For all three questions one can give a "conceptual" solution, that is a solution with an explanation of why it should work, as opposed to just solving a bunch of equations, except for the "non-zero entries" part. In each case it seems incredibly likely that the solution can be modified to one with non-zero entries by conjugating with a generic invertible matrix.

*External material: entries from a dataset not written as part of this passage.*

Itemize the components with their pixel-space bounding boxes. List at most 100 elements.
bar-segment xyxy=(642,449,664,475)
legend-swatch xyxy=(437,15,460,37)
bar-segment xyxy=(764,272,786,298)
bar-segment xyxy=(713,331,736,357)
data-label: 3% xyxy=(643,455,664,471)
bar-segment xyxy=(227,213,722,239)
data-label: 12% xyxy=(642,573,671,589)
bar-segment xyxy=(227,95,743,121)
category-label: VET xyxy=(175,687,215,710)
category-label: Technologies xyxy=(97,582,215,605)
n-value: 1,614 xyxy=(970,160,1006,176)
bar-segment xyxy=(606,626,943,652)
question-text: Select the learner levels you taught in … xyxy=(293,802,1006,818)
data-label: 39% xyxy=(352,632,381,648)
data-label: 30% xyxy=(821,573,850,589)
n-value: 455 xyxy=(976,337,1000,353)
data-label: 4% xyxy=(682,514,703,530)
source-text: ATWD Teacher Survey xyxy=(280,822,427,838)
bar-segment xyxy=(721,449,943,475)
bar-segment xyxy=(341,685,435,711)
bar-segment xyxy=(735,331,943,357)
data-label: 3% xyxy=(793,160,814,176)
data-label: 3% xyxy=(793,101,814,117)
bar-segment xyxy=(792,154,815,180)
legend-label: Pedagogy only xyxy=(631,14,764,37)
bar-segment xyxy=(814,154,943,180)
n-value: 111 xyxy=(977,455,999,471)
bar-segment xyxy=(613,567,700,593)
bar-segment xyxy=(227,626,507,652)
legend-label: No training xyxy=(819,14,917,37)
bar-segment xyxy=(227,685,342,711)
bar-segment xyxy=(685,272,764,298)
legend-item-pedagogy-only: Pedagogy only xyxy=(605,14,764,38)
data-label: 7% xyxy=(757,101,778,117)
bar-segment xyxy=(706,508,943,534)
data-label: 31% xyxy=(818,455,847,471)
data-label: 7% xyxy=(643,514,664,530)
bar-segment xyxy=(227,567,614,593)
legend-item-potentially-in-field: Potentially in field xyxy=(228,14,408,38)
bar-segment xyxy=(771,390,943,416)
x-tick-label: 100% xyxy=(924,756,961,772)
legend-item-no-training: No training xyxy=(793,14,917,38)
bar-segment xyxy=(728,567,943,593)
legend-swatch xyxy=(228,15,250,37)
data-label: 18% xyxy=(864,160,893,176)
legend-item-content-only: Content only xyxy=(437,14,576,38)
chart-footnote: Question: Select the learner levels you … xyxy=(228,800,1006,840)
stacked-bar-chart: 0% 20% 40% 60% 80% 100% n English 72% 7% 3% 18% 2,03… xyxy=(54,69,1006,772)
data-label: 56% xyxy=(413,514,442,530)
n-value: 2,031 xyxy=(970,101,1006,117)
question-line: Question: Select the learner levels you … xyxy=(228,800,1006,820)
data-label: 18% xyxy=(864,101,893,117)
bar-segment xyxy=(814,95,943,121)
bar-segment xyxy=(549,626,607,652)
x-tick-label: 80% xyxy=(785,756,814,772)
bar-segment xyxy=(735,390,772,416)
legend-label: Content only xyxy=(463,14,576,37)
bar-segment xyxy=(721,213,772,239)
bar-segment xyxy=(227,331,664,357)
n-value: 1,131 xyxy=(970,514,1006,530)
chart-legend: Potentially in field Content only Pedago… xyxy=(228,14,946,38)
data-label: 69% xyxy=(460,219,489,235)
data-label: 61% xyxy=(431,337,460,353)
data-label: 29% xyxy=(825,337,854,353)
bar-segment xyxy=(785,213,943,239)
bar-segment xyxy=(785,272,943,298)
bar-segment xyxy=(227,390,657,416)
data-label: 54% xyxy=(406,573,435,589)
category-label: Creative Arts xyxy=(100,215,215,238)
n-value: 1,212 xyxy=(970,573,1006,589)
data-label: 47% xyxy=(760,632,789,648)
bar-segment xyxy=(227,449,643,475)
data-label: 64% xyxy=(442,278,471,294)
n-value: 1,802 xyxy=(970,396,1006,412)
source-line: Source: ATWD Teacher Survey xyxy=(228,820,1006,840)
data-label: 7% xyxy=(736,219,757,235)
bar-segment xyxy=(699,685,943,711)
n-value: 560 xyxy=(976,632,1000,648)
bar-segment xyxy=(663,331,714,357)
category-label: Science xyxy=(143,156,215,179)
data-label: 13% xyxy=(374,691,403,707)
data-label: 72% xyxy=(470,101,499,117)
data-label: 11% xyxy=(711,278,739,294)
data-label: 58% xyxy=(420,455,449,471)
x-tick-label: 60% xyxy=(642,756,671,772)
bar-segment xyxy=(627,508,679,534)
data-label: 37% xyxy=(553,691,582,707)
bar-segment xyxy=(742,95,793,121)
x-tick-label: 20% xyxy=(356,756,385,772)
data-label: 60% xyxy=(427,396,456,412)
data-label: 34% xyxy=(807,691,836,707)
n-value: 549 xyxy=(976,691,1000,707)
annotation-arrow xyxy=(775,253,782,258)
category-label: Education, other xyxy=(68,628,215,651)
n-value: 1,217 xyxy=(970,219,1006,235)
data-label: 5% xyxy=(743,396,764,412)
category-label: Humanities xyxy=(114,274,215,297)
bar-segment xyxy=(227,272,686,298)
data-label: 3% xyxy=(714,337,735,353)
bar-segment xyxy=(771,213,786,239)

For $A^2=-I$: In the plane, multiplying a vector by $-1$ is the same as rotating it through an angle $\pi$, which in turn is the same as rotating through an angle $\pi/2$ twice. So: Let $A_\theta=\m{\cos(\theta)&-\sin(\theta)\\\sin(\theta)&\cos(\theta)}$. Then $A_{\pi/2}^2=A_\pi=-I$, but $A_{\pi/2}$ has zero entries. Let $A=PA_{\pi/2}P^{-1}$ for a "random" invertible matrix $P$; if that doesn't work try a different $P$.

(Note I don't think that saying "keep trying til you find a $P$ that works" really negates my claim to be avoiding random diddling around here, because, not that I've proved it, it seems clear that "almost every" $P$ in any of various senses should work.)

FOr $B^2=0$: Both eigenvalues of $B$ must be $0$. The obvious example of a non-zero matrix with eigenvalues $\lambda=0,0$ is $\m{0&1\\0&0}$. This time I actually verified that if $B=P\m{0&1\\0&0}P^{-1}$ where $P=\m{1&1\\1&2}$ then indeed $B$ has no zero entries.

For $CD=-DC\ne0$: Hmm. If $C$ happens to be invertible this says that $-D$ is similar to $D$, hence $D$ and $-D$ have the same eigenvalues. So the obvious candidate is $D=\m{1&0\\0&-1}$.

Now you think about this, and you realize that for that particular $D$ you can obtain $-D$ from $D$ by swapping the rows and then swapping the columns. Or to put the same thing in terms of concepts instead of calculations: If $D$ is the mmatrix for a linear transfomation with respect to the ordered basis $(b_1,b_2)$, then $-D$ is the matrix for the same transformation with respect to the basis $(b_2,b_1)$; so the "similarizer" should be the map $x\to(x_2,x_1)$. Sure enough, if $C=\m{0&1\\1&0}$ then $CD=-DC\ne0$. So if $P$ is a generic invertible matrix then $D'=PDP^{-1}$, $C'=PCP^{-1}$ should work.

Answer 2

We have $$A=\begin{pmatrix}a&b\\c&d\end{pmatrix}\implies A^2=\begin{pmatrix}a^2+bc&b(a+d)\\c(a+d)&d^2+bc\end{pmatrix}=\begin{pmatrix}-1&0\\0&-1\end{pmatrix}$$ Notice that $$a^2+bc=d^2+bc\implies a^2=d^2$$ and you should now hopefully be able to do the rest.